ESPN Plaza, sometimes referred to as the ESPN Campus, is a television and radio production complex located in Bristol, Connecticut. The complex houses production and broadcasting facilities for ESPN, LLC including its ESPN, ESPN2, ESPNU, ESPNews, ESPN Radio, ESPN Deportes, SEC Network, and the ACC Network networks along with the ESPN+ and ESPN Unlimited streaming services and studio segments for ESPN on ABC broadcasts. The facility is also where its SportsCenter and E:60 studio programs are broadcast from. In total, the complex spans 1,319,473 square feet.

==History==
ESPN was originally founded by Bill Rasmussen, his son Scott Rasmussen, and 43-year-old eye doctor and Aetna insurance agent Ed Eagan. In the process of looking for a headquarters for what was Entertainment and Sports Programming (ESP), They originally began looking for land in Plainville, however, due to an ordinance that prohibited satellite dishes, ESP could not settle there. Instead, they chose to buy a parcel of land for $18,000 in Bristol that had been built on a dump, the satellite signal was unaffected in the area, making it an ideal location. Getty Oil provided funding to buy the plot of land and would eventually purchase the network from the Rasmussens on February 22, 1979. The studio opened on September 7, 1979 with the first program being filmed at the venue being the premiere edition of SportsCenter which was taped in front of a small live audience.
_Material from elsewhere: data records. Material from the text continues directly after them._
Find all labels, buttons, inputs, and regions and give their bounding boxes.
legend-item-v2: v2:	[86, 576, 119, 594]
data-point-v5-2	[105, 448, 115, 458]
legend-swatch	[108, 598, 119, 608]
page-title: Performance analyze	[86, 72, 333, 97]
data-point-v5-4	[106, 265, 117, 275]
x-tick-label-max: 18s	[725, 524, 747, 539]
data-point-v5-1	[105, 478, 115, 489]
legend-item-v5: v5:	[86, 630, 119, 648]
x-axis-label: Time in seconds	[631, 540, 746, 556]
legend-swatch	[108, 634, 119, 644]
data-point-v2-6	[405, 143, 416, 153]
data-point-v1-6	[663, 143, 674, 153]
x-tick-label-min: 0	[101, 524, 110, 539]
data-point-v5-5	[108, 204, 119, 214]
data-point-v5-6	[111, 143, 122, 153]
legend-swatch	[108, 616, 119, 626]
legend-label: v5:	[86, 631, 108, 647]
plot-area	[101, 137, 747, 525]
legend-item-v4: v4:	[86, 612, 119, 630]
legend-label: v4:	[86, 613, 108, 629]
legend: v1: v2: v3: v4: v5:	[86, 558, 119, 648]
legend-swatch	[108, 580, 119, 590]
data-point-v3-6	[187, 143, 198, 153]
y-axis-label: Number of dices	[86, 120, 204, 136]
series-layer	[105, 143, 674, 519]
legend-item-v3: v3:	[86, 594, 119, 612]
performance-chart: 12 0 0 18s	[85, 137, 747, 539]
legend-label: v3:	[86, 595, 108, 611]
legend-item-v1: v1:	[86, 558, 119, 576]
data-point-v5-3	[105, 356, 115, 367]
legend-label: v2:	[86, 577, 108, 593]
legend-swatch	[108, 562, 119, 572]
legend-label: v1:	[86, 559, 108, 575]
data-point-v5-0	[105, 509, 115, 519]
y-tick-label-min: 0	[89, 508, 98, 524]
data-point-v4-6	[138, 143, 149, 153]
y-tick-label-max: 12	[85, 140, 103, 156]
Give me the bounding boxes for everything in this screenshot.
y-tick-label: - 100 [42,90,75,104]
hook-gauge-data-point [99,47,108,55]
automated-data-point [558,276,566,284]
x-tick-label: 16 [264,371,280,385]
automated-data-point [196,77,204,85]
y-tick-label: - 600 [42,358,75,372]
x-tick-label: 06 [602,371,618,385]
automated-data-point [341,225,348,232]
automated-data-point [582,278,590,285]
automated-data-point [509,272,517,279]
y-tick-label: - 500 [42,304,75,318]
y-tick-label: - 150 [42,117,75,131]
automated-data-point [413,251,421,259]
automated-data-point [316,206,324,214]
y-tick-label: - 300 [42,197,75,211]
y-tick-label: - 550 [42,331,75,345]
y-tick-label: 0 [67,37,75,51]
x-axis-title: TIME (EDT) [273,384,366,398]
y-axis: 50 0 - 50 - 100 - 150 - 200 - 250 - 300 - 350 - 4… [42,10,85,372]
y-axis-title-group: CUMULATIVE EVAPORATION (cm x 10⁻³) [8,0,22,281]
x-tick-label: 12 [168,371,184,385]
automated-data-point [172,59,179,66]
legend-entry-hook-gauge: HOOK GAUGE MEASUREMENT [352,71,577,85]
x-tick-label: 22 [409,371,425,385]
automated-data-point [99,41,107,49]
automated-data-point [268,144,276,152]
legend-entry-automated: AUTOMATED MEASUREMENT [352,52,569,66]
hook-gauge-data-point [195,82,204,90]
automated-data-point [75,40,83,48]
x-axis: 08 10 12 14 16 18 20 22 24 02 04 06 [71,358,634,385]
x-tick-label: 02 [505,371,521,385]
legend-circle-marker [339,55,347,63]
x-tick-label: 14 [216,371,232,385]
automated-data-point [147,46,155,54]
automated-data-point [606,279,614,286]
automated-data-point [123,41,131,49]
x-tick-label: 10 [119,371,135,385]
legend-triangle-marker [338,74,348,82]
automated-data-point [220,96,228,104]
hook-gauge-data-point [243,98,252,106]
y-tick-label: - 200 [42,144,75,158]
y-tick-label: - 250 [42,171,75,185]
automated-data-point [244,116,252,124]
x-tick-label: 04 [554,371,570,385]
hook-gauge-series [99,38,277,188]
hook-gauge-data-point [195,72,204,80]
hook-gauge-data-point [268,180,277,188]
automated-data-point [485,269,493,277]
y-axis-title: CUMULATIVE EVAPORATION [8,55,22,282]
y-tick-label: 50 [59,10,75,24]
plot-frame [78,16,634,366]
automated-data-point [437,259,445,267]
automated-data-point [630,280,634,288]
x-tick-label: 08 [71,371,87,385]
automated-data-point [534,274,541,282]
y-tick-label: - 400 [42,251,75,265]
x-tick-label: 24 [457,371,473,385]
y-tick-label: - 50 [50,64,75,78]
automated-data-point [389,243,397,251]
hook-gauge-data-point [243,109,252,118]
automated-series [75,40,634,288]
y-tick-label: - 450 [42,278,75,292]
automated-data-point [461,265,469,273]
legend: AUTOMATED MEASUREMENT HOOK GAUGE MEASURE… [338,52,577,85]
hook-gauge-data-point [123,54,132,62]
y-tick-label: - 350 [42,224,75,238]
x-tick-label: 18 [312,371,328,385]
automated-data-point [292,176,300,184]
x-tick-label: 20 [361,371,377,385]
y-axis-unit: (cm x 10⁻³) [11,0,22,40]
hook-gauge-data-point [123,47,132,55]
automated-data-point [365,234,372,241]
on October 5, 2000, ESPN finalized the purchase of nine parcels in Bristol and Southington as part of an expansion for its headquarters.

In July 2011, ESPN broke ground on a state-of-the-art $100-million digital studio dubbed "Digital Center 2" which would operate as a data center and studio space for ESPN's various programs.
During the construction, ESPN was received $25 million in loans, grants, and tax exemptions for construction, worker training, and equipment under Leadership in Energy and Environmental Design (LEED) certification. The first program to be broadcast from Digital Center 2 was a Sunday night edition of SportsCenter in 2014.

On April 26, 2017, ESPN announced that ESPNU's studio operations would be relocated from Charlotte, North Carolina to ESPN's headquarters in Bristol, Connecticut. The SEC Network and ESPN Events's production facilities would remain in Charlotte.